Catégorie : Étiquette :

Description

Le mouvement ouvrier dans un département viticole,
l’Hérault durant l’entre-deux-guerres

Exposé de soutenance de thèse de doctorat d’État, université de Paris VIII, 26 novembre 1983.
Jury : MM. P. BARRAL, J. BOUVIER, G. CHOLVY, R. DELOR T, J. MAURIN, C. WILLARD.

Lorsque j’ai commencé cette recherche sur le mouvement ouvrier héraultais durant l’entre-deux-guerres, le sujet n’était pas nouveau pour moi. J’avais en effet abordé cette question dans des études antérieures notamment pour la fin du XIXe siècle et le début du XXe siècle.

Mais la période de l’entre-deux-guerres me paraissait présenter un intérêt particulier. C’est en effet l’âge adulte du mouvement ouvrier syndical et politique dans le département. Durant cette période, l’Hérault est un des tout premiers départements français pour les taux de syndicalisation, pour le nombre de grèves et pour l’importance des suffrages socialistes.

De plus, ce département occupe dans l’ensemble français une place spécifique au niveau économique. C’est le premier département français pour la production de vin. Et cette viticulture, nous savons, comme l’a dit au début du siècle Michel Augé-Laribé, qu’elle est « industrielle ». D’où le titre choisi pour cette thèse : « Le mouvement ouvrier dans un département viticole ».

Le travail que je présente aujourd’hui est donc une étude départementale et je voudrais en justifier les limites géographiques et les limites chronologiques.

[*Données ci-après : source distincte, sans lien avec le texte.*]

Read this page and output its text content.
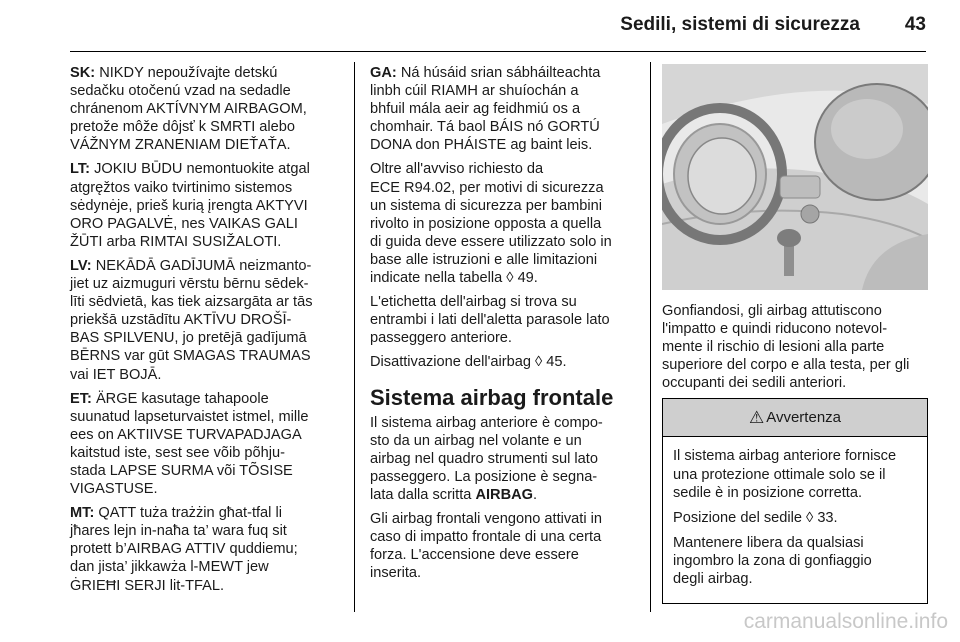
Sedili, sistemi di sicurezza 43
SK: NIKDY nepoužívajte detskú
sedačku otočenú vzad na sedadle
chránenom AKTÍVNYM AIRBAGOM,
pretože môže dôjsť k SMRTI alebo
VÁŽNYM ZRANENIAM DIEŤAŤA.
LT: JOKIU BŪDU nemontuokite atgal
atgręžtos vaiko tvirtinimo sistemos
sėdynėje, prieš kurią įrengta AKTYVI
ORO PAGALVĖ, nes VAIKAS GALI
ŽŪTI arba RIMTAI SUSIŽALOTI.
LV: NEKĀDĀ GADĪJUMĀ neizmanto-
jiet uz aizmuguri vērstu bērnu sēdek-
līti sēdvietā, kas tiek aizsargāta ar tās
priekšā uzstādītu AKTĪVU DROŠĪ-
BAS SPILVENU, jo pretējā gadījumā
BĒRNS var gūt SMAGAS TRAUMAS
vai IET BOJĀ.
ET: ÄRGE kasutage tahapoole
suunatud lapseturvaistet istmel, mille
ees on AKTIIVSE TURVAPADJAGA
kaitstud iste, sest see võib põhju-
stada LAPSE SURMA või TÕSISE
VIGASTUSE.
MT: QATT tuża trażżin għat-tfal li
jħares lejn in-naħa ta’ wara fuq sit
protett b’AIRBAG ATTIV quddiemu;
dan jista’ jikkawża l-MEWT jew
ĠRIEĦI SERJI lit-TFAL.
GA: Ná húsáid srian sábháilteachta
linbh cúil RIAMH ar shuíochán a
bhfuil mála aeir ag feidhmiú os a
chomhair. Tá baol BÁIS nó GORTÚ
DONA don PHÁISTE ag baint leis.
Oltre all'avviso richiesto da
ECE R94.02, per motivi di sicurezza
un sistema di sicurezza per bambini
rivolto in posizione opposta a quella
di guida deve essere utilizzato solo in
base alle istruzioni e alle limitazioni
indicate nella tabella ◊ 49.
L'etichetta dell'airbag si trova su
entrambi i lati dell'aletta parasole lato
passeggero anteriore.
Disattivazione dell'airbag ◊ 45.
Sistema airbag frontale
Il sistema airbag anteriore è compo-
sto da un airbag nel volante e un
airbag nel quadro strumenti sul lato
passeggero. La posizione è segna-
lata dalla scritta AIRBAG.
Gli airbag frontali vengono attivati in
caso di impatto frontale di una certa
forza. L'accensione deve essere
inserita.
Gonfiandosi, gli airbag attutiscono
l'impatto e quindi riducono notevol-
mente il rischio di lesioni alla parte
superiore del corpo e alla testa, per gli
occupanti dei sedili anteriori.
⚠ Avvertenza
Il sistema airbag anteriore fornisce
una protezione ottimale solo se il
sedile è in posizione corretta.
Posizione del sedile ◊ 33.
Mantenere libera da qualsiasi
ingombro la zona di gonfiaggio
degli airbag.
carmanualsonline.info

Il me parait d’abord que, pour la période contemporaine, et en particulier pour le XXe siècle, le cadre départemental est, avec le cadre national, celui qui a la plus forte unité. La vie politique et la vie syndicale se déroulent pour l’essentiel à l’intérieur de ce cadre départemental. Les acteurs et les témoins des combats politiques et syndicaux ressentent eux-mêmes fortement cette unité. Il est une deuxième raison, qui est la richesse de la matière. Les sources sont ici très abondantes aussi bien dans le domaine politique que dans le domaine syndical. Dans ces conditions, choisir un cadre régional plus vaste m’aurait inévitablement conduit à une étude beaucoup moins fouillée que celle que je jugeais indispensable d’entreprendre.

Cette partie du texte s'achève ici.